I like classic literature with all its complicated insights into human nature. I do. I like the way that author's manipulate characters and language and readers. But, honestly, I want a happy ending. Or at least the glimmer of a happy ending. I want some characters for whom I can cheer during the journey and rejoice at the end. Maybe it's silly or superficial or sophmoric to want the everybody-gets-married endings of Jane Austen or even the everybody-sees-the-error-of-their-ways denouement of Romeo & Juliet. Whatever. It's what I like. Suffice it to say that was also the biggest feature lacking in the last three novels I read.

Elizabeth Bowen
The Death of the Heart (maybe the title was a clue?)
Overall, I enjoyed reading this book. It was pretty conventional, kind of an attempt at Jane Austen in the 1930s, but it kept my attention enough. The protagonist was recently-orphaned 16-year-old Portia, who has been shipped off to live with her closest relatives, people who do not necessarily know, like, or want her living with them. She has a brief and obviously ill-fated flirtation with a family friend that was frustrating for both character and reader. She writes a diary that I found implausible for a teenaged girl because it doesn't express any of the feelings I would expect from a character in her situation (frustration, desperation, isolation, grief, infatuation) and instead lists what she ate or what lessons they did in school. Our class discussion centered mainly on whether or not Bowen passes the "Worth Reading" litmus tests of a) original b) authentic or c) historic. There were arguments on either side by both students and lecturer. We also talked about how the ending isn't really a cliffhanger at all and doesn't leave a lot of room for interpretation. Basically, everything stays the same. I was waiting for someone (anyone) to have a big character arch. I was waiting for someone to stand up for something. I was waiting. And it just didn't happen.



D. H. Lawrence
Women in Love
Let me just say that this title is a total sham. None of the women in this novel are in love and I doubt any of them even understands what that means. As one of my classmates put it: "one of [the men] is a bisexual hippie, one of them is a closeted gay "alpha male", one of them has daddy issues, and then the other one is an emo/hipster art chick." Again, the book is well-written and well-paced and I was interested in what would happen. However, none of the so-called couples or even individual characters were people I wanted to root for. I didn't think they should end up together (or with anyone else) because they had such horribly misguided ideas about love, marriage, and relationships. I wasn't invested in whether or not any of them ended up happy and kind of thought they deserved it if they didn't.


Vladimir Nabokov
Lolita (the ridiculously annotated version)
This is definitely the most (in)famous of the three novels in this post and I was curious but apprehensive about reading it. I knew only the gist - a middle-aged man in lustful pursuit of a pre-teen girl. The version we read for class was heavily annotated: about a third of the text was intensely detailed and cross-referenced notes that were both helpful and overwhelming to a first-time reader. Admittedly, I cringed through much of the book, particularly the moments when the narrator describes his sexploits with the pre-pubsescent and desperately alone "Lo." The class discussion on this one was the most interesting of all, however, and actually succeeded in making me want to read it again. We talked about the way that the language and point-of-view make the reader complicit in Humbert Humbert's feelings and actions. That, repulsive though we may find it, we want him to "succeed" in a way because it resolves the tension we feel, too. We talked about how misunderstood the titular character is in modern culture and that the term "Lolita" has been appropriated to mean a nubile and promiscuous young girl, rather than a  physically broken and psychologically damaged victim of child abuse. Someone in class claimed that if Lolita were a few years older, perhaps 18 or 22, then we wouldn't see this as disgusting and we'd congratulate Humbert Humbert on finding the love of his life. Personally, I disagree because once again I do not see the "love story" in this novel. I see one-sided, lustful infatuation that has nothing to do with truly understanding and accepting another person. And really, considering the subject matter of this one, there could be no happy ending. 

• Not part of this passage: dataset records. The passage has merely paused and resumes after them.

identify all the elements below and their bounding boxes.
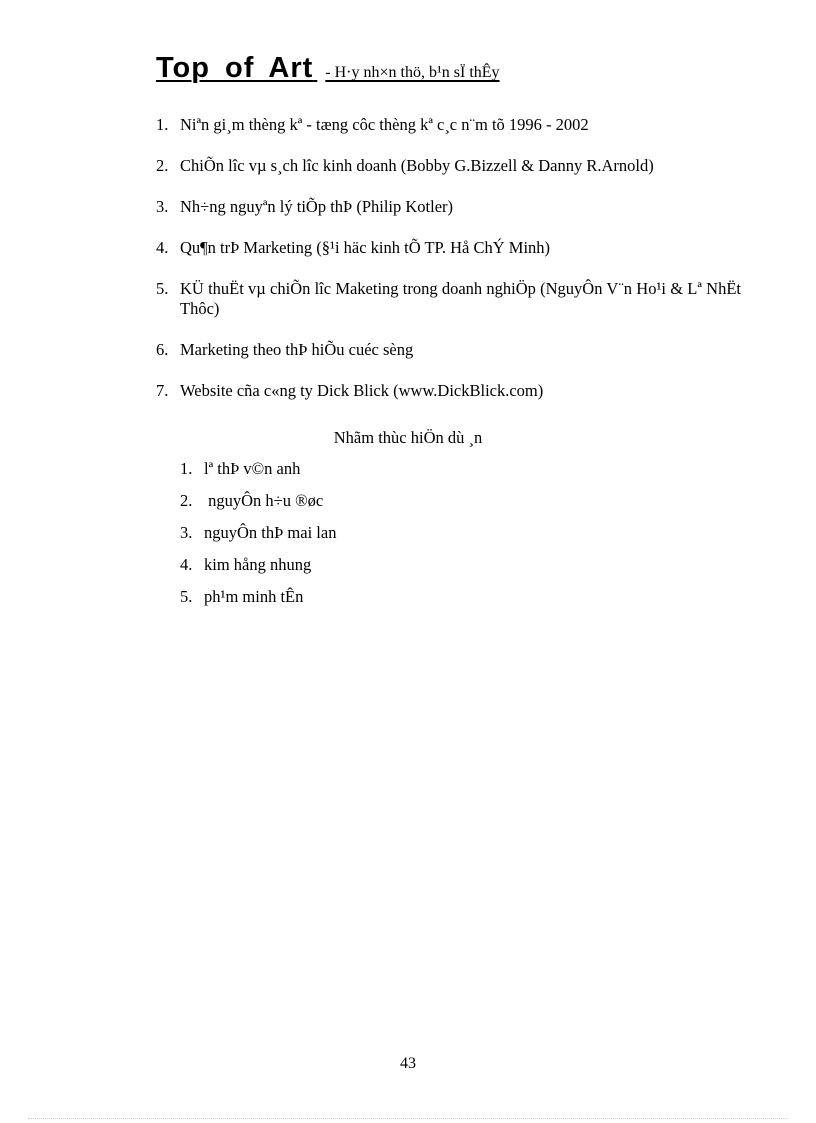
page-title <box>156 52 500 85</box>
member-number: 5. <box>180 587 193 606</box>
member-list <box>180 459 336 619</box>
member-name: kim hång nhung <box>204 555 312 574</box>
reference-text: Qu¶n trÞ Marketing (§¹i häc kinh tÕ TP. Hå ChÝ Minh) <box>180 238 551 257</box>
member-name: nguyÔn h÷u ®øc <box>204 491 324 510</box>
member-number: 4. <box>180 555 193 574</box>
reference-number: 3. <box>156 197 169 216</box>
reference-text: Nh÷ng nguyªn lý tiÕp thÞ (Philip Kotler) <box>180 197 454 216</box>
member-item <box>180 555 336 575</box>
reference-text: Niªn gi¸m thèng kª - tæng côc thèng kª c¸c n¨m tõ 1996 - 2002 <box>180 115 589 134</box>
reference-item <box>156 156 741 176</box>
reference-text: Marketing theo thÞ hiÕu cuéc sèng <box>180 340 414 359</box>
member-name: ph¹m minh tÊn <box>204 587 304 606</box>
reference-text: KÜ thuËt vµ chiÕn lîc Maketing trong doanh nghiÖp (NguyÔn V¨n Ho¹i & Lª NhËt Thôc) <box>180 279 741 318</box>
reference-item <box>156 340 741 360</box>
member-item <box>180 523 336 543</box>
reference-item <box>156 381 741 401</box>
reference-item <box>156 279 741 319</box>
reference-number: 1. <box>156 115 169 134</box>
member-name: lª thÞ v©n anh <box>204 459 301 478</box>
member-item <box>180 491 336 511</box>
reference-text: Website cña c«ng ty Dick Blick (www.DickBlick.com) <box>180 381 544 400</box>
reference-item <box>156 115 741 135</box>
member-number: 1. <box>180 459 193 478</box>
reference-number: 6. <box>156 340 169 359</box>
reference-number: 5. <box>156 279 169 298</box>
group-heading: Nhãm thùc hiÖn dù ¸n <box>333 428 483 447</box>
reference-item <box>156 197 741 217</box>
reference-list <box>156 115 741 401</box>
page-bottom-divider <box>28 1118 788 1119</box>
member-item <box>180 459 336 479</box>
title-subtitle: - H·y nh×n thö, b¹n sÏ thÊy <box>325 64 500 81</box>
member-number: 2. <box>180 491 193 510</box>
reference-number: 7. <box>156 381 169 400</box>
member-number: 3. <box>180 523 193 542</box>
reference-number: 4. <box>156 238 169 257</box>
reference-item <box>156 238 741 258</box>
title-main: Top of Art <box>156 52 314 84</box>
reference-number: 2. <box>156 156 169 175</box>
member-item <box>180 587 336 607</box>
page-number: 43 <box>400 1055 416 1072</box>
member-name: nguyÔn thÞ mai lan <box>204 523 337 542</box>
reference-text: ChiÕn lîc vµ s¸ch lîc kinh doanh (Bobby G.Bizzell & Danny R.Arnold) <box>180 156 654 175</box>
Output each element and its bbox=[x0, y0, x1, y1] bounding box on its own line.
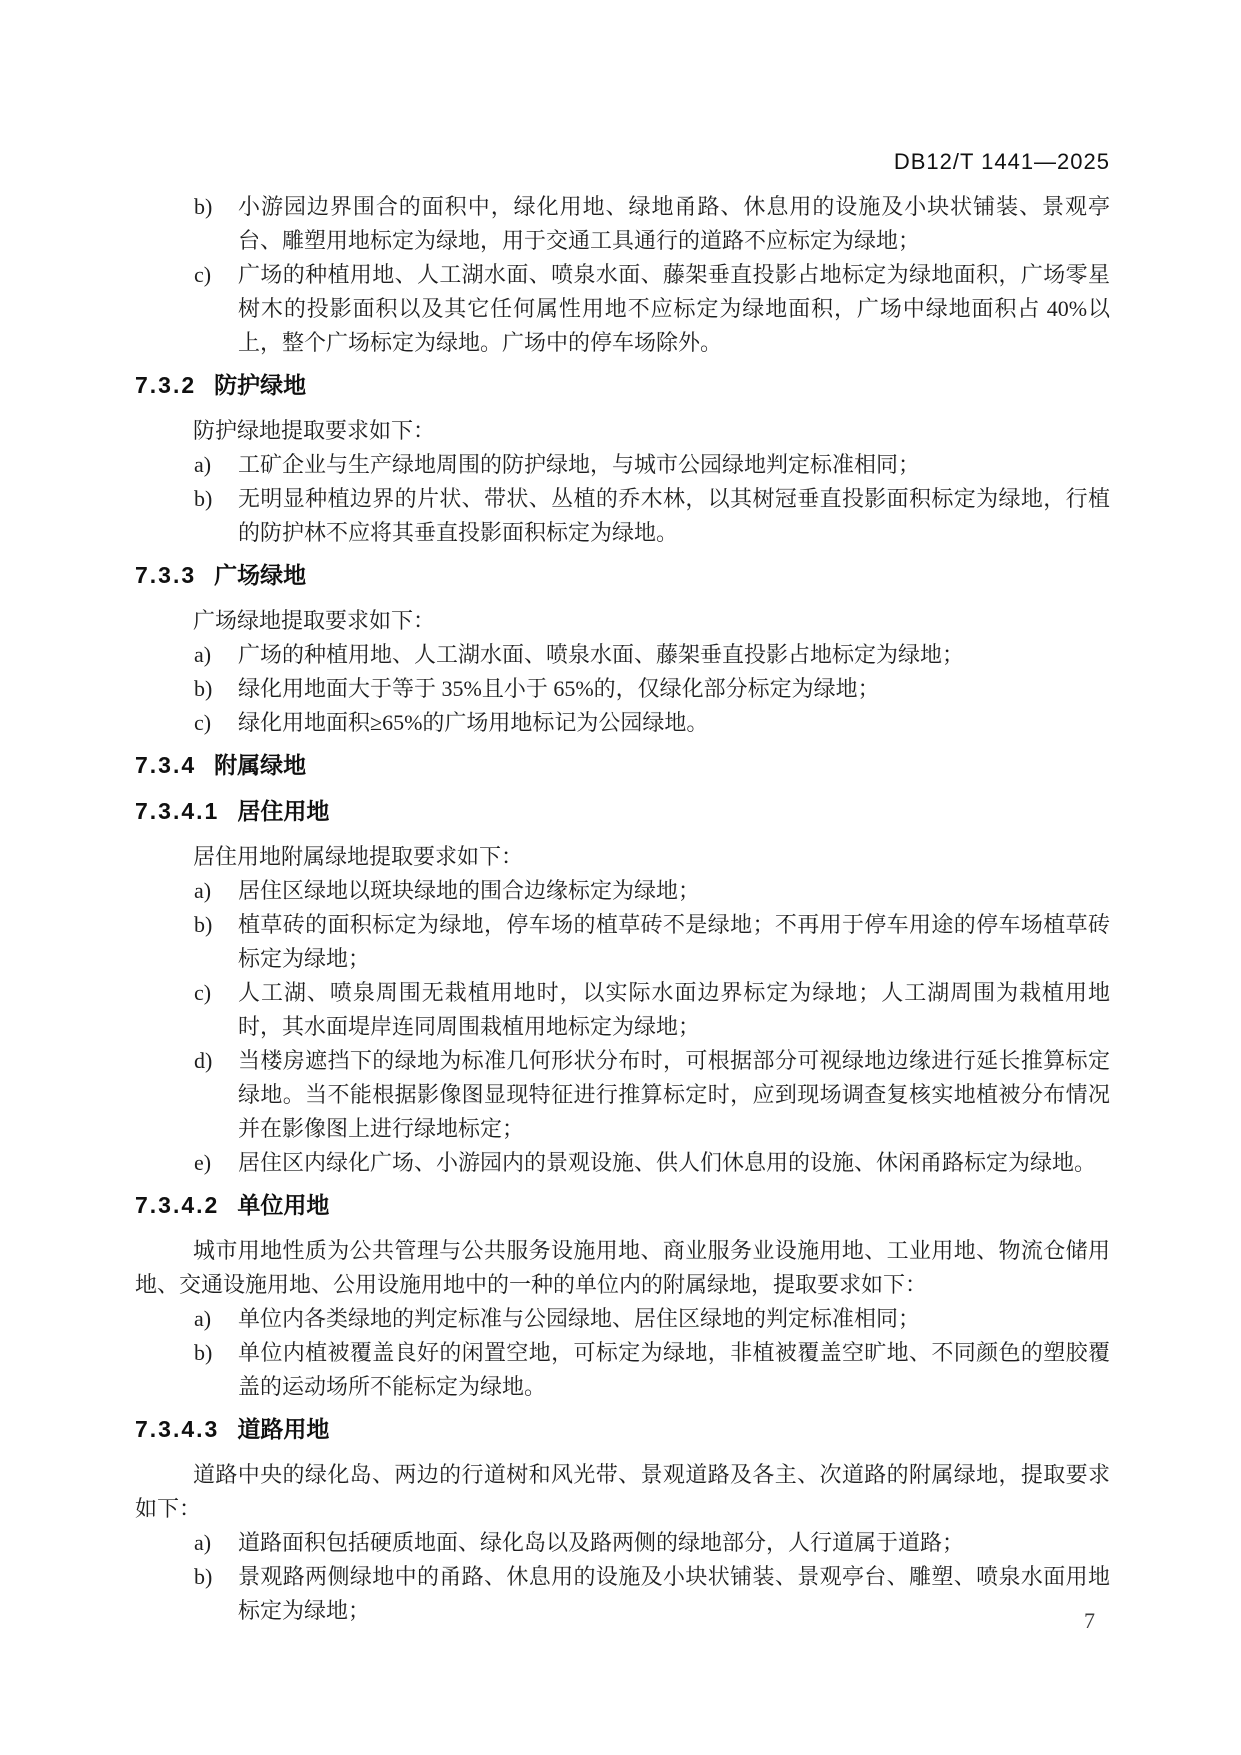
list-item bbox=[135, 672, 1110, 706]
list-item bbox=[135, 908, 1110, 976]
list-item bbox=[135, 1146, 1110, 1180]
list-item-label: c) bbox=[194, 710, 212, 735]
content-area bbox=[135, 150, 1110, 1628]
section-heading bbox=[135, 794, 1110, 828]
list-item-label: b) bbox=[194, 1564, 213, 1589]
section-title: 附属绿地 bbox=[214, 752, 307, 778]
list-item bbox=[135, 190, 1110, 258]
list-item-label: a) bbox=[194, 1530, 212, 1555]
section-number: 7.3.3 bbox=[135, 562, 197, 588]
list-item-text: 工矿企业与生产绿地周围的防护绿地，与城市公园绿地判定标准相同； bbox=[238, 452, 921, 477]
list-item bbox=[135, 1302, 1110, 1336]
section-heading bbox=[135, 1412, 1110, 1446]
page-number: 7 bbox=[1084, 1608, 1095, 1633]
list-item-label: b) bbox=[194, 1340, 213, 1365]
list-item-label: b) bbox=[194, 194, 213, 219]
section-intro: 防护绿地提取要求如下： bbox=[193, 418, 436, 443]
list-item-text: 绿化用地面积≥65%的广场用地标记为公园绿地。 bbox=[238, 710, 709, 735]
list-item-text: 广场的种植用地、人工湖水面、喷泉水面、藤架垂直投影占地标定为绿地； bbox=[238, 642, 965, 667]
list-item-text: 广场的种植用地、人工湖水面、喷泉水面、藤架垂直投影占地标定为绿地面积，广场零星树木的投影面积以及其它任何属性用地不应标定为绿地面积，广场中绿地面积占 40%以上，整个广场标定为绿地。广场中的停车场除外。 bbox=[238, 262, 1110, 355]
list-item-text: 小游园边界围合的面积中，绿化用地、绿地甬路、休息用的设施及小块状铺装、景观亭台、雕塑用地标定为绿地，用于交通工具通行的道路不应标定为绿地； bbox=[238, 194, 1110, 253]
list-item-text: 景观路两侧绿地中的甬路、休息用的设施及小块状铺装、景观亭台、雕塑、喷泉水面用地标定为绿地； bbox=[238, 1564, 1110, 1623]
list-item-label: b) bbox=[194, 676, 213, 701]
list-item bbox=[135, 1336, 1110, 1404]
list-item bbox=[135, 976, 1110, 1044]
section-title: 防护绿地 bbox=[214, 372, 307, 398]
section-title: 道路用地 bbox=[237, 1416, 330, 1442]
list-item bbox=[135, 706, 1110, 740]
list-item-text: 绿化用地面大于等于 35%且小于 65%的，仅绿化部分标定为绿地； bbox=[238, 676, 880, 701]
document-body bbox=[135, 190, 1110, 1628]
list-item-label: a) bbox=[194, 1306, 212, 1331]
list-item-text: 道路面积包括硬质地面、绿化岛以及路两侧的绿地部分，人行道属于道路； bbox=[238, 1530, 965, 1555]
list-item-label: c) bbox=[194, 980, 212, 1005]
list-item-text: 单位内各类绿地的判定标准与公园绿地、居住区绿地的判定标准相同； bbox=[238, 1306, 921, 1331]
list-item bbox=[135, 638, 1110, 672]
page-header bbox=[135, 150, 1110, 174]
section-intro: 城市用地性质为公共管理与公共服务设施用地、商业服务业设施用地、工业用地、物流仓储用地、交通设施用地、公用设施用地中的一种的单位内的附属绿地，提取要求如下： bbox=[135, 1238, 1110, 1297]
section-intro: 道路中央的绿化岛、两边的行道树和风光带、景观道路及各主、次道路的附属绿地，提取要求如下： bbox=[135, 1462, 1110, 1521]
list-item-label: b) bbox=[194, 486, 213, 511]
list-item-label: c) bbox=[194, 262, 212, 287]
section-number: 7.3.4 bbox=[135, 752, 197, 778]
section-title: 广场绿地 bbox=[214, 562, 307, 588]
list-item bbox=[135, 482, 1110, 550]
section-heading bbox=[135, 368, 1110, 402]
list-item bbox=[135, 1526, 1110, 1560]
list-item-label: a) bbox=[194, 452, 212, 477]
section-title: 单位用地 bbox=[237, 1192, 330, 1218]
list-item-label: d) bbox=[194, 1048, 213, 1073]
doc-code: DB12/T 1441—2025 bbox=[893, 149, 1110, 174]
section-intro: 广场绿地提取要求如下： bbox=[193, 608, 436, 633]
list-item-text: 当楼房遮挡下的绿地为标准几何形状分布时，可根据部分可视绿地边缘进行延长推算标定绿地。当不能根据影像图显现特征进行推算标定时，应到现场调查复核实地植被分布情况并在影像图上进行绿地标定； bbox=[238, 1048, 1110, 1141]
section-number: 7.3.4.1 bbox=[135, 798, 220, 824]
section-number: 7.3.2 bbox=[135, 372, 197, 398]
list-item bbox=[135, 258, 1110, 360]
section-heading bbox=[135, 1188, 1110, 1222]
list-item-text: 植草砖的面积标定为绿地，停车场的植草砖不是绿地；不再用于停车用途的停车场植草砖标定为绿地； bbox=[238, 912, 1110, 971]
list-item-text: 居住区绿地以斑块绿地的围合边缘标定为绿地； bbox=[238, 878, 701, 903]
section-heading bbox=[135, 558, 1110, 592]
list-item-label: a) bbox=[194, 642, 212, 667]
list-item-label: e) bbox=[194, 1150, 212, 1175]
section-number: 7.3.4.2 bbox=[135, 1192, 220, 1218]
list-item-label: b) bbox=[194, 912, 213, 937]
list-item bbox=[135, 1560, 1110, 1628]
section-intro: 居住用地附属绿地提取要求如下： bbox=[193, 844, 524, 869]
list-item-label: a) bbox=[194, 878, 212, 903]
list-item-text: 无明显种植边界的片状、带状、丛植的乔木林，以其树冠垂直投影面积标定为绿地，行植的防护林不应将其垂直投影面积标定为绿地。 bbox=[238, 486, 1110, 545]
list-item bbox=[135, 1044, 1110, 1146]
list-item-text: 单位内植被覆盖良好的闲置空地，可标定为绿地，非植被覆盖空旷地、不同颜色的塑胶覆盖的运动场所不能标定为绿地。 bbox=[238, 1340, 1110, 1399]
list-item-text: 人工湖、喷泉周围无栽植用地时，以实际水面边界标定为绿地；人工湖周围为栽植用地时，其水面堤岸连同周围栽植用地标定为绿地； bbox=[238, 980, 1110, 1039]
section-number: 7.3.4.3 bbox=[135, 1416, 220, 1442]
section-heading bbox=[135, 748, 1110, 782]
section-title: 居住用地 bbox=[237, 798, 330, 824]
list-item bbox=[135, 874, 1110, 908]
list-item bbox=[135, 448, 1110, 482]
list-item-text: 居住区内绿化广场、小游园内的景观设施、供人们休息用的设施、休闲甬路标定为绿地。 bbox=[238, 1150, 1097, 1175]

Coincidentally, a classmate came across this article on hebephilia in fiction just after our Lolita seminar. It's definitely worth a read. 

I'm somewhat shocked to say that, based on the novels in combination with our class seminars, I am most likely to re-read Lolita of these three. Still, I am very much looking forward to picking up a book that I can read exclusively for pleasure during Reading Week in Spain in two weeks time. 

1 comment:

  1. I agree -- the Lolita seminar actually made me want to read it again, too.